The researchers combined deep whole-genome sequencing and a new reference-free de novo variant calling algorithm they developed and applied it to a cohort of 14 patients for whom previous testing led to no diagnosis. They uncovered causal mutations in 12 of these patients. As they wrote in npj Genomic Medicine today, the researchers said their findings suggest whole-genome analysis could soon be a standard approach for diagnosing EIEE.

"These families have been drifting through expensive prolonged testing with little hope of finding an answer," first author Betsy Ostrander from University of Utah School of Medicine said in a statement. "We can now identify the genetic cause of EIEE and select medications best suited to each patient to decrease the frequency of seizures earlier and hopefully prevent developmental delays."

Ostrander and her colleagues used the Illumina HiSeq X platform to sequence the 14 individuals they recruited into their study, as well both parents of each child, to an average 65X coverage. The researchers said they sought deep coverage to boost their accuracy in uncovered de novo variants.

They took two approaches to tease out variants within the trios. One relied on a combination of the GATK pipeline to find SNVs and indels with the LUMPY structural variant detection tool and the SVTyper tool that generates SV genotypes. They also used RUFUS, an alignment-free algorithm they developed to compare trio data to tease out de novo mutations. RUFUS, they reported, was able to identify all types of de novo variation in one step and with higher specificity.

The researchers prioritized the variants they found based on whether they were missense, frameshift, or nonsense variants that fell in known EIEE genes, candidate EIEE genes, or other regions using the GEMINI framework.

For nine patients, the researchers uncovered single, de novo variants in which they had high confidence in pathogenicity. For seven, they found de novo missense mutations affecting ion channel genes like SCNA1, SCN2A, and KCNQ2 that have known links to EIEE. In the two others, they found missense mutations affecting the EEF1A2 and PIGA genes.

In two additional patients, the researchers uncovered de novo missense of putative loss-of-function mutations in the protein-coding region of genes that hadn't before been associated with EIEE: DEAF1 and CAMK2G.

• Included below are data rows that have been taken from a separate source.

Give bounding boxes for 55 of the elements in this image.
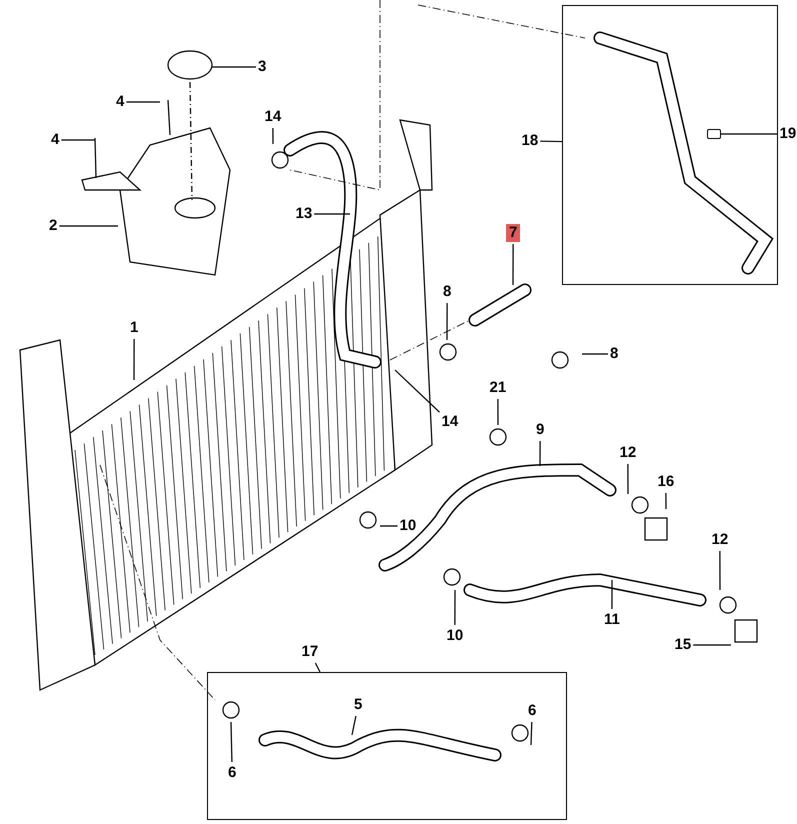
leader-line xyxy=(721,133,778,135)
callout-number: 10 xyxy=(446,627,464,645)
callout-number: 7 xyxy=(506,224,520,242)
leader-line xyxy=(394,370,440,413)
leader-line xyxy=(314,213,350,215)
callout-number: 2 xyxy=(49,217,58,235)
leader-line xyxy=(512,244,514,285)
callout-number: 19 xyxy=(780,125,796,143)
callout-number: 4 xyxy=(51,131,60,149)
callout-number: 18 xyxy=(522,132,538,150)
leader-line xyxy=(540,140,562,142)
leader-line xyxy=(446,303,448,340)
leader-line xyxy=(497,399,499,425)
callout-number: 4 xyxy=(116,93,124,111)
leader-line xyxy=(719,551,721,590)
callout-number: 15 xyxy=(674,636,692,654)
callout-number: 17 xyxy=(302,643,318,661)
leader-line xyxy=(61,139,95,141)
callout-number: 6 xyxy=(528,702,536,720)
leader-line xyxy=(454,590,456,625)
leader-line xyxy=(59,225,118,227)
leader-line xyxy=(693,644,731,646)
callout-number: 12 xyxy=(712,531,728,549)
callout-number: 21 xyxy=(490,379,506,397)
leader-line xyxy=(272,128,274,144)
leader-line xyxy=(539,441,541,466)
callout-number: 6 xyxy=(228,764,236,782)
leader-line xyxy=(126,101,160,103)
callout-number: 12 xyxy=(620,444,636,462)
leader-line xyxy=(314,662,320,672)
leader-line xyxy=(212,66,256,68)
callout-number: 5 xyxy=(354,696,362,714)
leader-line xyxy=(665,493,667,509)
group-frame xyxy=(562,5,778,285)
callout-number: 11 xyxy=(604,611,620,629)
callout-number: 14 xyxy=(442,413,458,431)
group-frame xyxy=(207,672,567,820)
callout-number: 8 xyxy=(443,283,452,301)
leader-line xyxy=(380,525,398,527)
leader-line xyxy=(230,722,233,762)
leader-line xyxy=(351,716,356,736)
callout-number: 16 xyxy=(658,473,674,491)
leader-line xyxy=(530,722,532,746)
callout-number: 10 xyxy=(400,517,416,535)
callout-number: 9 xyxy=(536,421,544,439)
callout-number: 13 xyxy=(296,205,312,223)
callout-number: 14 xyxy=(264,108,282,126)
leader-line xyxy=(133,339,135,380)
leader-line xyxy=(627,464,629,494)
callout-number: 3 xyxy=(258,58,266,76)
clip-icon xyxy=(707,129,721,139)
leader-line xyxy=(611,580,613,609)
leader-line xyxy=(582,353,608,355)
callout-number: 1 xyxy=(130,319,138,337)
callout-number: 8 xyxy=(610,345,618,363)
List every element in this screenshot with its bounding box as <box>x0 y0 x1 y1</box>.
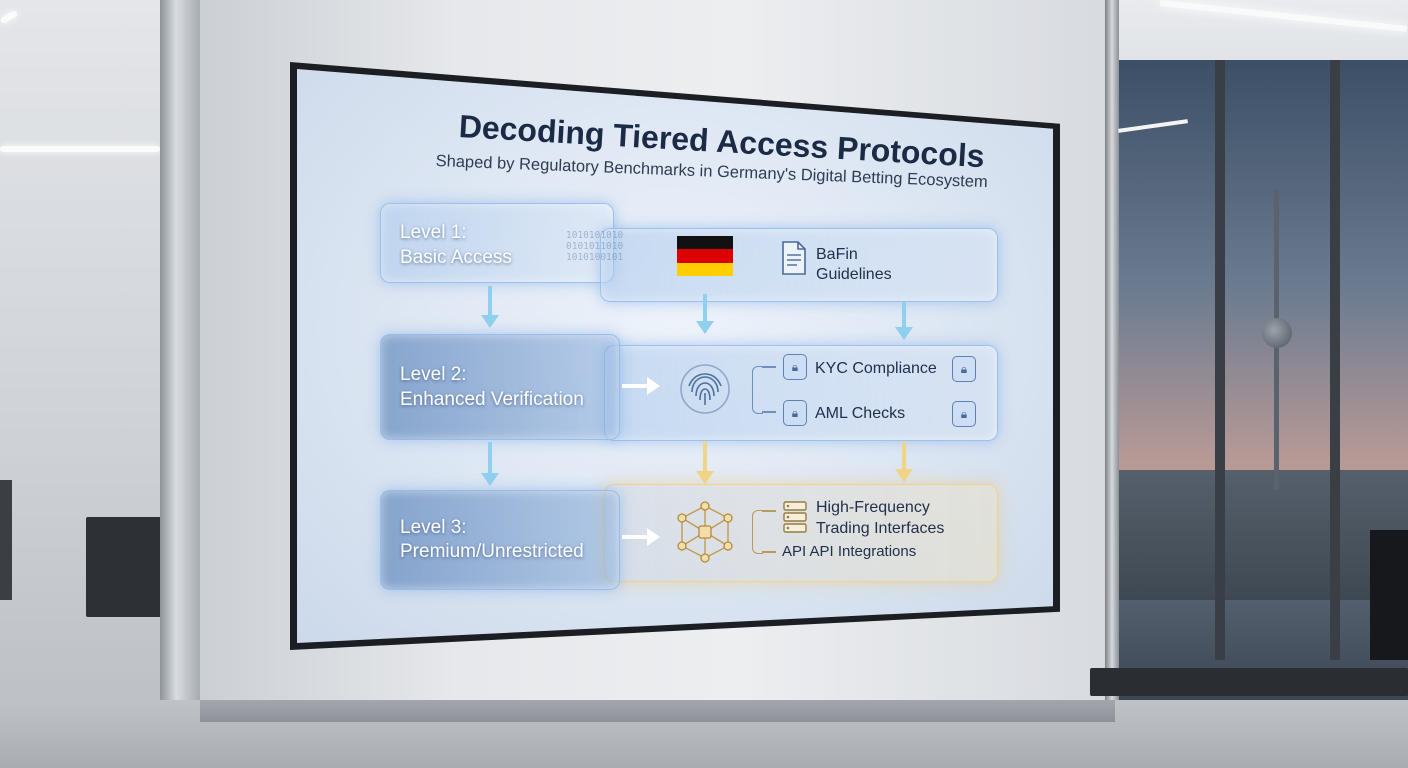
hft-label-line2: Trading Interfaces <box>816 520 945 537</box>
arrow-level1-to-level2 <box>696 294 714 334</box>
level-3-panel <box>604 484 998 582</box>
level-2-box <box>380 334 620 440</box>
arrow-to-network <box>622 528 660 546</box>
city-skyline <box>1119 470 1408 600</box>
foreground-desk <box>1090 668 1408 696</box>
lock-icon: 🔒︎ <box>791 405 799 420</box>
document-icon <box>782 241 806 275</box>
tv-tower-sphere <box>1262 318 1292 348</box>
window-mullion <box>1215 60 1225 660</box>
window-mullion <box>1330 60 1340 660</box>
guidelines-label: Guidelines <box>816 266 892 283</box>
kyc-compliance-label: KYC Compliance <box>815 360 937 377</box>
flag-stripe-black <box>677 236 733 250</box>
aml-checks-label: AML Checks <box>815 405 906 422</box>
branch-bracket <box>752 510 763 554</box>
flag-stripe-red <box>677 249 733 263</box>
arrow-level1-to-level2 <box>895 302 913 340</box>
foreground-monitor <box>1370 530 1408 660</box>
lock-icon: 🔒︎ <box>960 406 968 421</box>
hft-label-line1: High-Frequency <box>816 499 930 516</box>
network-icon <box>677 501 733 563</box>
left-glass-room <box>0 0 175 768</box>
branch-tick <box>762 551 776 553</box>
bafin-label: BaFin <box>816 246 858 263</box>
lock-icon: 🔒︎ <box>952 401 976 427</box>
arrow-level2-to-level3 <box>696 442 714 484</box>
lock-icon: 🔒︎ <box>952 356 976 382</box>
level-3-box <box>380 490 620 590</box>
arrow-level2-to-level3 <box>481 442 499 486</box>
api-integrations-label: API API Integrations <box>782 543 917 560</box>
server-icon <box>783 501 807 533</box>
level-2-subtitle: Enhanced Verification <box>400 389 584 410</box>
level-1-box <box>380 203 614 283</box>
level-3-title: Level 3: <box>400 517 467 538</box>
city-window <box>1119 60 1408 710</box>
branch-bracket <box>752 366 763 414</box>
branch-tick <box>762 411 776 413</box>
flag-germany-icon <box>677 236 733 276</box>
branch-tick <box>762 366 776 368</box>
glass-partition-frame <box>160 0 200 768</box>
branch-tick <box>762 510 776 512</box>
fingerprint-icon <box>680 364 730 414</box>
level-1-subtitle: Basic Access <box>400 247 512 268</box>
lock-icon: 🔒︎ <box>960 361 968 376</box>
binary-pattern: 1010101010 0101011010 1010100101 <box>566 230 624 263</box>
flag-stripe-gold <box>677 262 733 276</box>
lock-icon: 🔒︎ <box>791 359 799 374</box>
arrow-level1-to-level2 <box>481 286 499 328</box>
background-desk <box>86 517 164 617</box>
arrow-level2-to-level3 <box>895 442 913 482</box>
level-3-subtitle: Premium/Unrestricted <box>400 541 584 562</box>
level-2-title: Level 2: <box>400 364 467 385</box>
background-chair <box>0 480 12 600</box>
arrow-to-fingerprint <box>622 377 660 395</box>
lock-icon: 🔒︎ <box>783 354 807 380</box>
window-frame <box>1105 0 1119 700</box>
level-1-title: Level 1: <box>400 222 467 243</box>
ceiling-light <box>0 146 160 152</box>
lock-icon: 🔒︎ <box>783 400 807 426</box>
baseboard <box>200 700 1115 722</box>
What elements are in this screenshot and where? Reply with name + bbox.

Since these mutations all fell within exonic regions, the researchers noted that exome sequencing rather than whole-genome sequencing might have been able to pick them up. However, they added that three of those patients had previously been evaluated using commercial, exome-based gene panels and hadn't received a diagnosis.

In one case, the researchers uncovered a de novo, inverted, balanced translocation affecting the X chromosome and chromosome 2. This, they said, likely alters X-inactivation and transcription patterns, possibly affecting the regulation of MECP2, and would only have been picked up through whole-genome sequencing.

The researchers argued that whole-genome sequencing offers a number of advantages for diagnosing monogenic diseases like EIEE. One such advantage, they said is cost. Even though the cost of sequencing remains high, they noted the participants in their study had undergone, in some cases, years of diagnostics tests — each had undergone a minimum of 24 diagnostic tests, costing an average $30,866. Whole-genome sequencing, they concluded, could save both time and money.